Ma anche su questo tema etico si deve registrare un non piccolo problema: su questo argomento, abbiamo infatti documenti di autorità e contenuto molto diverso, che vanno dall’affermazione del dovere di astenersi dalla vaccinazione, se non ricorrono precise condizioni (difendendo pur sempre l’obiezione di coscienza), alla vaccinazione come atto d’amore, fino a considerarla addirittura un dovere morale. Maiolini invece, per poter sostenere che ci sarebbe una posizione magisteriale “unanime”, arriva candidamente ad ignorare i documenti per lui scomodi e invocare così il “religioso ossequio della volontà e dell’intelletto” dovuto al Magistero autentico in base alle sue fonti arbitrariamente selezionate. E questo nonostante sia proprio la lettera della Presidenza della CEI, da lui invocata come atto magisteriale, a ricordare che “la tematica è complessa e la nostra riflessione dovrà rimanere aperta”.

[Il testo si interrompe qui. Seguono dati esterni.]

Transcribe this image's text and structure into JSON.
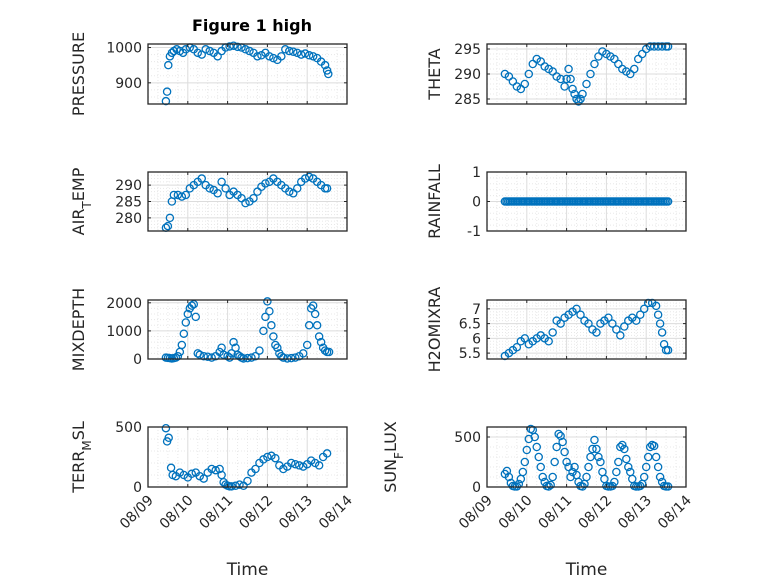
{
  "chart_data": [
    {
      "type": "scatter",
      "title": "Figure 1 high",
      "ylabel": "PRESSURE",
      "xlabel": "",
      "ylim": [
        840,
        1010
      ],
      "yticks": [
        900,
        1000
      ],
      "ytick_labels": [
        "900",
        "1000"
      ],
      "xlim": [
        9.0,
        14.0
      ],
      "xticks": [
        9,
        10,
        11,
        12,
        13,
        14
      ],
      "xtick_labels": [
        "08/09",
        "08/10",
        "08/11",
        "08/12",
        "08/13",
        "08/14"
      ],
      "grid": "on",
      "marker": "circle",
      "color": "#0072bd",
      "x": [
        9.45,
        9.48,
        9.51,
        9.55,
        9.6,
        9.65,
        9.72,
        9.8,
        9.88,
        9.95,
        10.05,
        10.15,
        10.25,
        10.35,
        10.45,
        10.55,
        10.65,
        10.75,
        10.85,
        10.95,
        11.05,
        11.15,
        11.25,
        11.35,
        11.45,
        11.55,
        11.65,
        11.75,
        11.85,
        11.95,
        12.05,
        12.15,
        12.25,
        12.35,
        12.45,
        12.55,
        12.65,
        12.75,
        12.85,
        12.95,
        13.05,
        13.15,
        13.25,
        13.35,
        13.45,
        13.5,
        13.53
      ],
      "y": [
        848,
        875,
        950,
        975,
        985,
        990,
        995,
        990,
        985,
        995,
        1000,
        995,
        985,
        980,
        995,
        990,
        985,
        975,
        990,
        1000,
        1003,
        1005,
        1002,
        1000,
        995,
        990,
        985,
        975,
        978,
        985,
        975,
        970,
        965,
        975,
        995,
        990,
        988,
        985,
        980,
        983,
        978,
        975,
        970,
        960,
        950,
        935,
        925
      ]
    },
    {
      "type": "scatter",
      "title": "",
      "ylabel": "THETA",
      "xlabel": "",
      "ylim": [
        284,
        296
      ],
      "yticks": [
        285,
        290,
        295
      ],
      "ytick_labels": [
        "285",
        "290",
        "295"
      ],
      "xlim": [
        9.0,
        14.0
      ],
      "xticks": [
        9,
        10,
        11,
        12,
        13,
        14
      ],
      "xtick_labels": [
        "08/09",
        "08/10",
        "08/11",
        "08/12",
        "08/13",
        "08/14"
      ],
      "grid": "on",
      "marker": "circle",
      "color": "#0072bd",
      "x": [
        9.45,
        9.55,
        9.65,
        9.75,
        9.85,
        9.95,
        10.05,
        10.15,
        10.25,
        10.35,
        10.45,
        10.55,
        10.65,
        10.75,
        10.85,
        10.95,
        11.0,
        11.05,
        11.1,
        11.15,
        11.2,
        11.25,
        11.3,
        11.35,
        11.4,
        11.5,
        11.6,
        11.7,
        11.8,
        11.9,
        12.0,
        12.1,
        12.2,
        12.3,
        12.4,
        12.5,
        12.6,
        12.7,
        12.8,
        12.9,
        13.0,
        13.1,
        13.2,
        13.3,
        13.4,
        13.5,
        13.55
      ],
      "y": [
        290,
        289.5,
        288.5,
        287.5,
        287,
        288,
        290,
        292,
        293,
        292.5,
        291.5,
        291,
        290.5,
        289.5,
        289,
        287.5,
        289,
        291,
        289,
        287,
        286,
        285,
        284.5,
        285,
        286,
        288,
        290,
        292,
        293.5,
        294.5,
        294,
        293.5,
        293,
        292,
        291,
        290.5,
        290,
        291,
        293,
        294,
        295,
        295.5,
        295.5,
        295.5,
        295.5,
        295.5,
        295.5
      ]
    },
    {
      "type": "scatter",
      "title": "",
      "ylabel": "AIR_TEMP",
      "xlabel": "",
      "ylim": [
        276,
        294
      ],
      "yticks": [
        280,
        285,
        290
      ],
      "ytick_labels": [
        "280",
        "285",
        "290"
      ],
      "xlim": [
        9.0,
        14.0
      ],
      "xticks": [
        9,
        10,
        11,
        12,
        13,
        14
      ],
      "xtick_labels": [
        "08/09",
        "08/10",
        "08/11",
        "08/12",
        "08/13",
        "08/14"
      ],
      "grid": "on",
      "marker": "circle",
      "color": "#0072bd",
      "x": [
        9.45,
        9.5,
        9.55,
        9.6,
        9.65,
        9.75,
        9.85,
        9.95,
        10.05,
        10.15,
        10.25,
        10.35,
        10.45,
        10.55,
        10.65,
        10.75,
        10.85,
        10.95,
        11.05,
        11.15,
        11.25,
        11.35,
        11.45,
        11.55,
        11.65,
        11.75,
        11.85,
        11.95,
        12.05,
        12.15,
        12.25,
        12.35,
        12.45,
        12.55,
        12.65,
        12.75,
        12.85,
        12.95,
        13.05,
        13.15,
        13.25,
        13.35,
        13.45,
        13.5
      ],
      "y": [
        277,
        277.5,
        280,
        285,
        287,
        287,
        286.5,
        287,
        289,
        290,
        291,
        292,
        290,
        289,
        288.5,
        287.5,
        291,
        289,
        287,
        288,
        287,
        286,
        284.5,
        285,
        286,
        288,
        289.5,
        290.5,
        291,
        292,
        291,
        290,
        289,
        288,
        287.5,
        289,
        291,
        292,
        292.5,
        292,
        291,
        290,
        289,
        289
      ]
    },
    {
      "type": "scatter",
      "title": "",
      "ylabel": "RAINFALL",
      "xlabel": "",
      "ylim": [
        -1,
        1
      ],
      "yticks": [
        -1,
        0,
        1
      ],
      "ytick_labels": [
        "-1",
        "0",
        "1"
      ],
      "xlim": [
        9.0,
        14.0
      ],
      "xticks": [
        9,
        10,
        11,
        12,
        13,
        14
      ],
      "xtick_labels": [
        "08/09",
        "08/10",
        "08/11",
        "08/12",
        "08/13",
        "08/14"
      ],
      "grid": "on",
      "marker": "circle",
      "color": "#0072bd",
      "x_start": 9.45,
      "x_end": 13.55,
      "n_points": 100,
      "y_constant": 0
    },
    {
      "type": "scatter",
      "title": "",
      "ylabel": "MIXDEPTH",
      "xlabel": "",
      "ylim": [
        0,
        2100
      ],
      "yticks": [
        0,
        1000,
        2000
      ],
      "ytick_labels": [
        "0",
        "1000",
        "2000"
      ],
      "xlim": [
        9.0,
        14.0
      ],
      "xticks": [
        9,
        10,
        11,
        12,
        13,
        14
      ],
      "xtick_labels": [
        "08/09",
        "08/10",
        "08/11",
        "08/12",
        "08/13",
        "08/14"
      ],
      "grid": "on",
      "marker": "circle",
      "color": "#0072bd",
      "x": [
        9.45,
        9.5,
        9.55,
        9.6,
        9.65,
        9.7,
        9.75,
        9.8,
        9.85,
        9.9,
        9.95,
        10.0,
        10.05,
        10.1,
        10.15,
        10.2,
        10.25,
        10.3,
        10.4,
        10.5,
        10.6,
        10.7,
        10.8,
        10.85,
        10.9,
        11.0,
        11.05,
        11.1,
        11.15,
        11.2,
        11.25,
        11.3,
        11.35,
        11.4,
        11.5,
        11.6,
        11.7,
        11.8,
        11.9,
        11.95,
        12.0,
        12.05,
        12.1,
        12.15,
        12.2,
        12.25,
        12.3,
        12.35,
        12.4,
        12.5,
        12.6,
        12.7,
        12.8,
        12.9,
        13.0,
        13.05,
        13.1,
        13.15,
        13.2,
        13.25,
        13.3,
        13.35,
        13.4,
        13.45,
        13.5,
        13.55
      ],
      "y": [
        50,
        40,
        30,
        20,
        30,
        50,
        100,
        250,
        500,
        900,
        1300,
        1600,
        1800,
        1900,
        1950,
        1500,
        200,
        150,
        100,
        80,
        50,
        100,
        250,
        400,
        150,
        100,
        50,
        200,
        600,
        400,
        150,
        100,
        50,
        20,
        30,
        50,
        100,
        300,
        1000,
        1500,
        2050,
        1700,
        1200,
        800,
        500,
        400,
        200,
        100,
        50,
        20,
        30,
        50,
        100,
        200,
        500,
        1200,
        1800,
        1900,
        1600,
        1200,
        800,
        600,
        400,
        300,
        250,
        250
      ]
    },
    {
      "type": "scatter",
      "title": "",
      "ylabel": "H2OMIXRA",
      "xlabel": "",
      "ylim": [
        5.3,
        7.3
      ],
      "yticks": [
        5.5,
        6,
        6.5,
        7
      ],
      "ytick_labels": [
        "5.5",
        "6",
        "6.5",
        "7"
      ],
      "xlim": [
        9.0,
        14.0
      ],
      "xticks": [
        9,
        10,
        11,
        12,
        13,
        14
      ],
      "xtick_labels": [
        "08/09",
        "08/10",
        "08/11",
        "08/12",
        "08/13",
        "08/14"
      ],
      "grid": "on",
      "marker": "circle",
      "color": "#0072bd",
      "x": [
        9.45,
        9.55,
        9.65,
        9.75,
        9.85,
        9.95,
        10.05,
        10.15,
        10.25,
        10.35,
        10.45,
        10.55,
        10.65,
        10.75,
        10.85,
        10.95,
        11.05,
        11.15,
        11.25,
        11.35,
        11.45,
        11.55,
        11.65,
        11.75,
        11.85,
        11.95,
        12.05,
        12.15,
        12.25,
        12.35,
        12.45,
        12.55,
        12.65,
        12.75,
        12.85,
        12.95,
        13.05,
        13.15,
        13.25,
        13.3,
        13.35,
        13.4,
        13.45,
        13.5,
        13.55
      ],
      "y": [
        5.4,
        5.5,
        5.6,
        5.7,
        5.9,
        6.0,
        5.8,
        5.9,
        6.0,
        6.1,
        6.0,
        5.9,
        6.2,
        6.6,
        6.5,
        6.7,
        6.8,
        6.9,
        7.0,
        6.8,
        6.6,
        6.5,
        6.3,
        6.2,
        6.5,
        6.6,
        6.7,
        6.5,
        6.3,
        6.1,
        6.4,
        6.6,
        6.7,
        6.6,
        6.8,
        7.0,
        7.2,
        7.2,
        7.1,
        6.8,
        6.5,
        6.2,
        5.8,
        5.6,
        5.6
      ]
    },
    {
      "type": "scatter",
      "title": "",
      "ylabel": "TERR_MSL",
      "xlabel": "Time",
      "ylim": [
        0,
        500
      ],
      "yticks": [
        0,
        500
      ],
      "ytick_labels": [
        "0",
        "500"
      ],
      "xlim": [
        9.0,
        14.0
      ],
      "xticks": [
        9,
        10,
        11,
        12,
        13,
        14
      ],
      "xtick_labels": [
        "08/09",
        "08/10",
        "08/11",
        "08/12",
        "08/13",
        "08/14"
      ],
      "grid": "on",
      "marker": "circle",
      "color": "#0072bd",
      "x": [
        9.45,
        9.48,
        9.52,
        9.58,
        9.62,
        9.7,
        9.8,
        9.9,
        10.0,
        10.1,
        10.2,
        10.3,
        10.4,
        10.5,
        10.6,
        10.7,
        10.8,
        10.85,
        10.9,
        10.95,
        11.0,
        11.05,
        11.1,
        11.2,
        11.3,
        11.4,
        11.5,
        11.6,
        11.7,
        11.8,
        11.9,
        12.0,
        12.1,
        12.2,
        12.3,
        12.4,
        12.5,
        12.6,
        12.7,
        12.8,
        12.9,
        13.0,
        13.1,
        13.2,
        13.3,
        13.4,
        13.5
      ],
      "y": [
        490,
        380,
        410,
        160,
        100,
        90,
        120,
        100,
        80,
        110,
        120,
        90,
        70,
        120,
        150,
        140,
        150,
        100,
        40,
        20,
        10,
        5,
        5,
        10,
        20,
        10,
        50,
        120,
        150,
        200,
        230,
        250,
        260,
        240,
        180,
        150,
        170,
        200,
        190,
        180,
        170,
        190,
        220,
        200,
        180,
        250,
        280
      ]
    },
    {
      "type": "scatter",
      "title": "",
      "ylabel": "SUN_FLUX",
      "xlabel": "Time",
      "ylim": [
        0,
        600
      ],
      "yticks": [
        0,
        500
      ],
      "ytick_labels": [
        "0",
        "500"
      ],
      "xlim": [
        9.0,
        14.0
      ],
      "xticks": [
        9,
        10,
        11,
        12,
        13,
        14
      ],
      "xtick_labels": [
        "08/09",
        "08/10",
        "08/11",
        "08/12",
        "08/13",
        "08/14"
      ],
      "grid": "on",
      "marker": "circle",
      "color": "#0072bd",
      "x": [
        9.45,
        9.5,
        9.55,
        9.6,
        9.65,
        9.7,
        9.75,
        9.8,
        9.85,
        9.9,
        9.95,
        10.0,
        10.05,
        10.1,
        10.15,
        10.2,
        10.25,
        10.3,
        10.35,
        10.4,
        10.45,
        10.5,
        10.55,
        10.6,
        10.65,
        10.7,
        10.75,
        10.8,
        10.85,
        10.9,
        10.95,
        11.0,
        11.05,
        11.1,
        11.15,
        11.2,
        11.25,
        11.3,
        11.35,
        11.4,
        11.45,
        11.5,
        11.55,
        11.6,
        11.65,
        11.7,
        11.75,
        11.8,
        11.85,
        11.9,
        11.95,
        12.0,
        12.05,
        12.1,
        12.15,
        12.2,
        12.25,
        12.3,
        12.35,
        12.4,
        12.45,
        12.5,
        12.55,
        12.6,
        12.65,
        12.7,
        12.75,
        12.8,
        12.85,
        12.9,
        12.95,
        13.0,
        13.05,
        13.1,
        13.15,
        13.2,
        13.25,
        13.3,
        13.35,
        13.4,
        13.45,
        13.5,
        13.55
      ],
      "y": [
        130,
        160,
        100,
        40,
        10,
        5,
        5,
        30,
        80,
        150,
        250,
        370,
        480,
        580,
        570,
        500,
        400,
        300,
        200,
        100,
        50,
        10,
        5,
        20,
        100,
        250,
        400,
        530,
        510,
        450,
        350,
        250,
        200,
        100,
        150,
        200,
        120,
        50,
        10,
        5,
        30,
        100,
        200,
        300,
        380,
        470,
        380,
        300,
        250,
        150,
        80,
        10,
        5,
        5,
        10,
        50,
        150,
        250,
        400,
        420,
        380,
        280,
        200,
        150,
        80,
        10,
        5,
        5,
        10,
        30,
        100,
        200,
        300,
        400,
        420,
        410,
        300,
        200,
        100,
        50,
        10,
        5,
        5
      ]
    }
  ]
}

Al contrario, Maiolini ritiene la sua sintesi - quella della vaccinazione “possibile, lecita e doverosa”, nonché “posizione più coerente con il Vangelo” - come fosse dottrina cattolica certa, comune o moralmente certa e intima che “l’insegnante di religione cattolica non deve pubblicamente parlare in maniera contraria rispetto alle indicazioni del Magistero”. Inoltre “l’insegnante di religione cattolica deve evitare di manifestare un dissenso pubblico in merito, soprattutto ricorrendo ai media (ricordiamo che vale anche per le chat di gruppo WhatsApp o Telegram, piuttosto che per altri social network come Facebook o Instagram); e analoga prudenza deve essere usata tanto più nei confronti di alunne e alunni, ma anche nei confronti del personale scolastico e delle famiglie, perché in quel momento l’insegnante di religione cattolica sta parlando ufficialmente e formalmente per mandato della Chiesa cattolica […], e, dunque, è chiamato a esprimere il parere della Chiesa cattolica, non il proprio”. Le sottolineature [qui grassetti, ndr] sono nel testo originale, ça va sans dire, giusto per rincarare la dose.
Dunque lui, Maiolini, può ignorare documenti scomodi, che difendono l’obiezione di coscienza e che sottolineano la presenza di un problema morale, mentre invece gli insegnanti di religione non possono nemmeno dissentire nelle chat da due frasi in croce del Papa, “miracolosamente” trasformate in un atto magisteriale.